Translation Studies

Talk: Anneleen Spiessens

Guest speaker Anneleen Spiessens presented the impact of translation on the voices of perpetrators of mass violence.

The Perpetrator’s “testimony”: Trauma, voice and translation

By Anneleen Spiessens

Anneleen Spiessens's talk focused on the impact of translation on the voices of perpetrators of mass violence. Rudolf Hoess, the former commandant of Auschwitz, wrote his memoirs while awaiting trial in 1946. The manuscript was later edited by a German historian and translated into many languages. Jean Hatzfeld, a French war reporter, collected oral testimonies of a band of killers in the wake of the genocide of the Rwandan Tutsis. The accounts were translated into English and Dutch, among other languages.

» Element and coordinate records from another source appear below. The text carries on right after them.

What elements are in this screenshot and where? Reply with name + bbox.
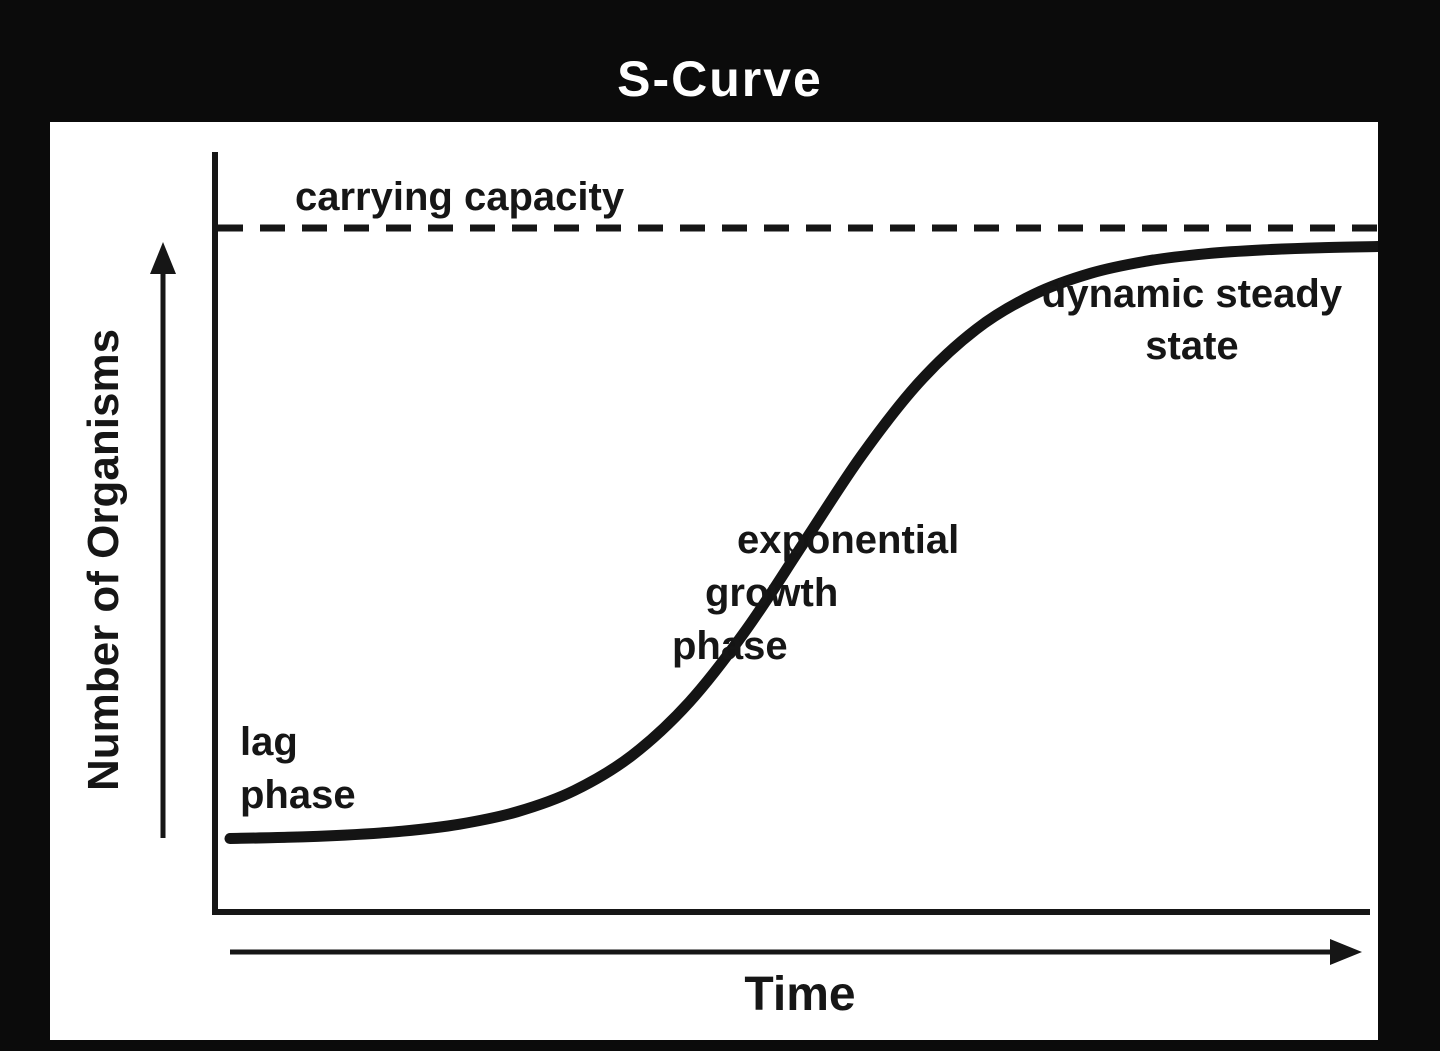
lag-phase-label-line2: phase <box>240 773 356 817</box>
steady-state-label-line1: dynamic steady <box>1042 272 1343 316</box>
exponential-phase-label-line2: growth <box>705 571 838 615</box>
s-curve-path <box>224 241 1384 844</box>
carrying-capacity-label: carrying capacity <box>295 175 625 219</box>
chart-title: S-Curve <box>617 51 823 107</box>
exponential-phase-label-line3: phase <box>672 624 788 668</box>
exponential-phase-label-line1: exponential <box>737 518 959 562</box>
steady-state-label-line2: state <box>1145 324 1238 368</box>
s-curve-chart: carrying capacity lag phase exponential … <box>79 152 1384 1021</box>
time-axis-label: Time <box>744 968 855 1021</box>
lag-phase-label-line1: lag <box>240 720 298 764</box>
plot-panel: carrying capacity lag phase exponential … <box>50 122 1384 1040</box>
organisms-axis-label: Number of Organisms <box>79 329 128 791</box>
title-bar: S-Curve <box>0 0 1440 122</box>
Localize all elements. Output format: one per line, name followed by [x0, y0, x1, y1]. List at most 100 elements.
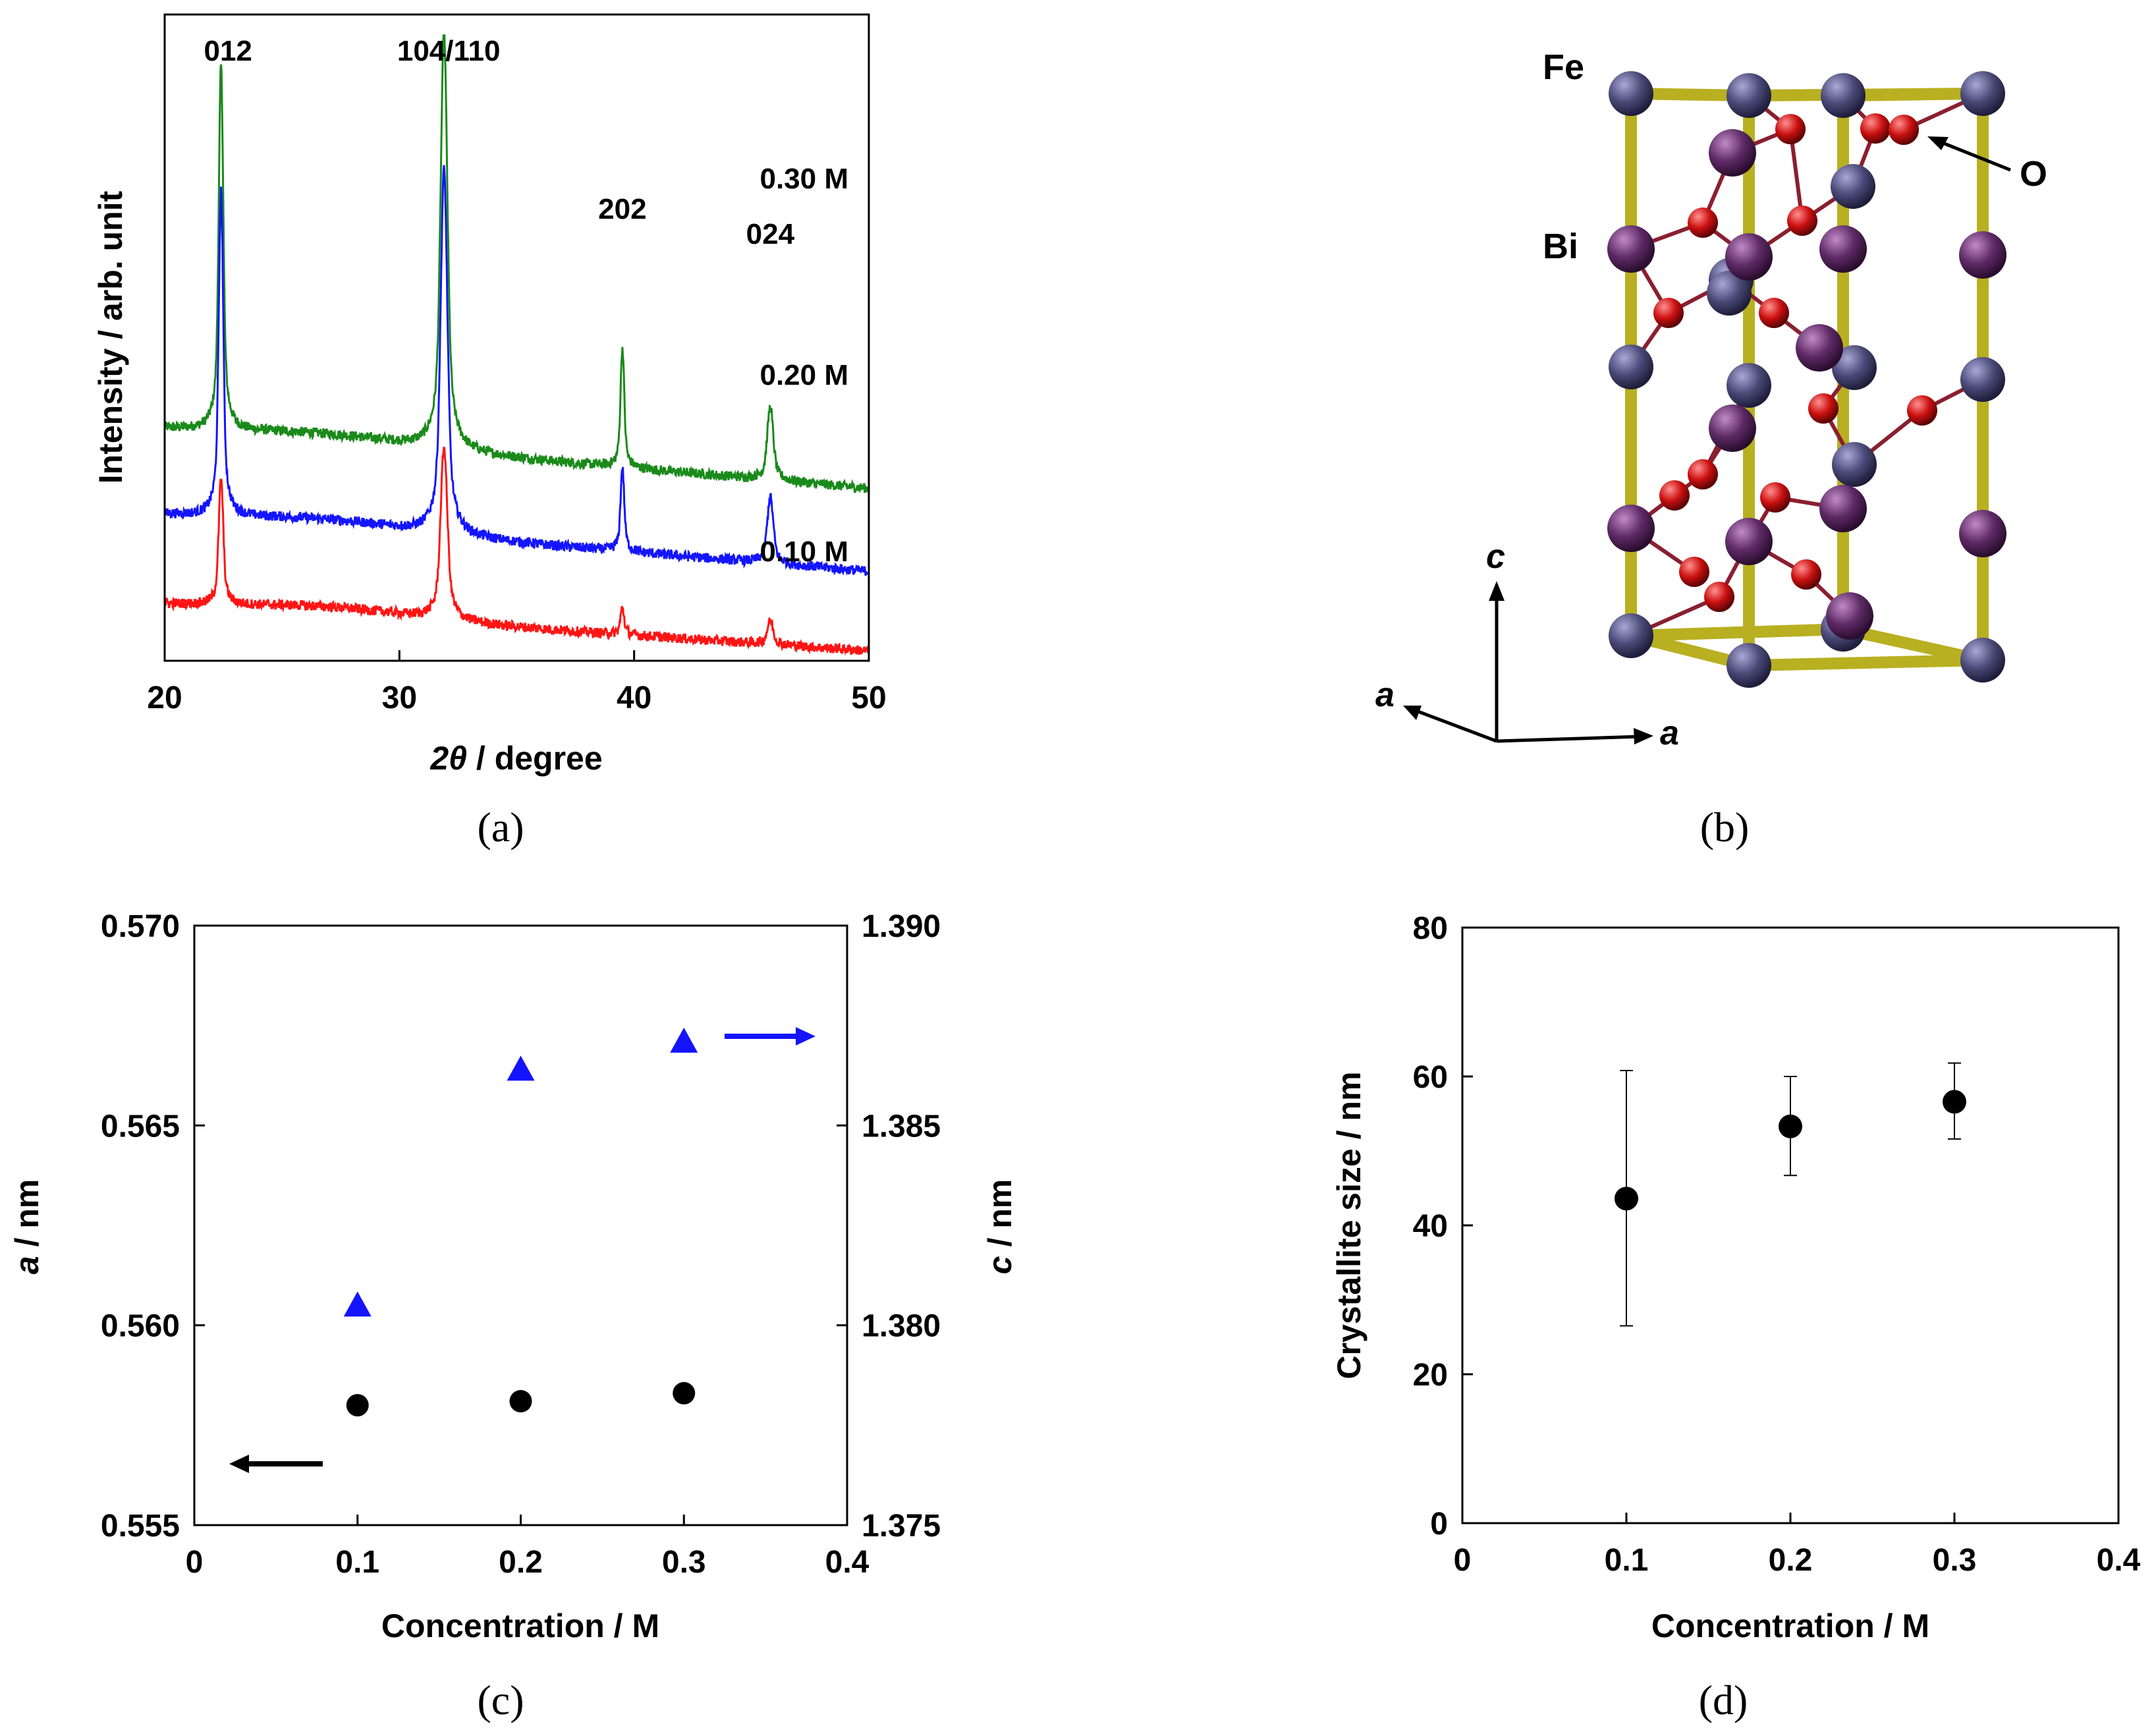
- o-atom: [1688, 208, 1718, 238]
- o-atom: [1889, 115, 1919, 145]
- cell-top-edge: [1837, 88, 1989, 101]
- size-point: [1943, 1090, 1966, 1114]
- lattice-x-axis-label: Concentration / M: [381, 1607, 659, 1644]
- o-atom: [1659, 480, 1690, 511]
- size-x-axis-label: Concentration / M: [1651, 1607, 1929, 1644]
- fe-atom: [1609, 613, 1653, 658]
- fe-atom: [1960, 71, 2005, 116]
- o-atom: [1791, 559, 1821, 590]
- series-label: 0.30 M: [760, 163, 848, 195]
- crystallite-size-panel: 0 0.1 0.2 0.3 0.4 0 20 40 60 80 Concentration / M…: [1331, 911, 2141, 1723]
- right-axis-indicator-arrowhead: [796, 1027, 815, 1046]
- panel-label-a: (a): [477, 804, 524, 851]
- peak-label: 024: [746, 218, 795, 250]
- lattice-left-axis-label: a / nm: [9, 1179, 45, 1275]
- bi-atom: [1607, 225, 1655, 273]
- o-atom: [1860, 113, 1891, 144]
- bi-atom: [1725, 518, 1773, 565]
- lattice-right-tick-label: 1.390: [862, 909, 941, 944]
- bi-atom: [1709, 405, 1756, 452]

How can we evaluate these stories and their translations? What is their testimonial status when compared to survivor accounts, and how can they contribute to the memory-work? Drawing on discourse analysis, Spiessens argues that one of the most striking, and instructive, aspects of the perpetrator’s story is the quality of the author’s ‘voice’ – technical and detached, revealing a problematic state of mind. Translators face the difficult task to reconstruct the particularities of the perpetrator’s voice in order to help the reader understand the mechanisms of collective violence.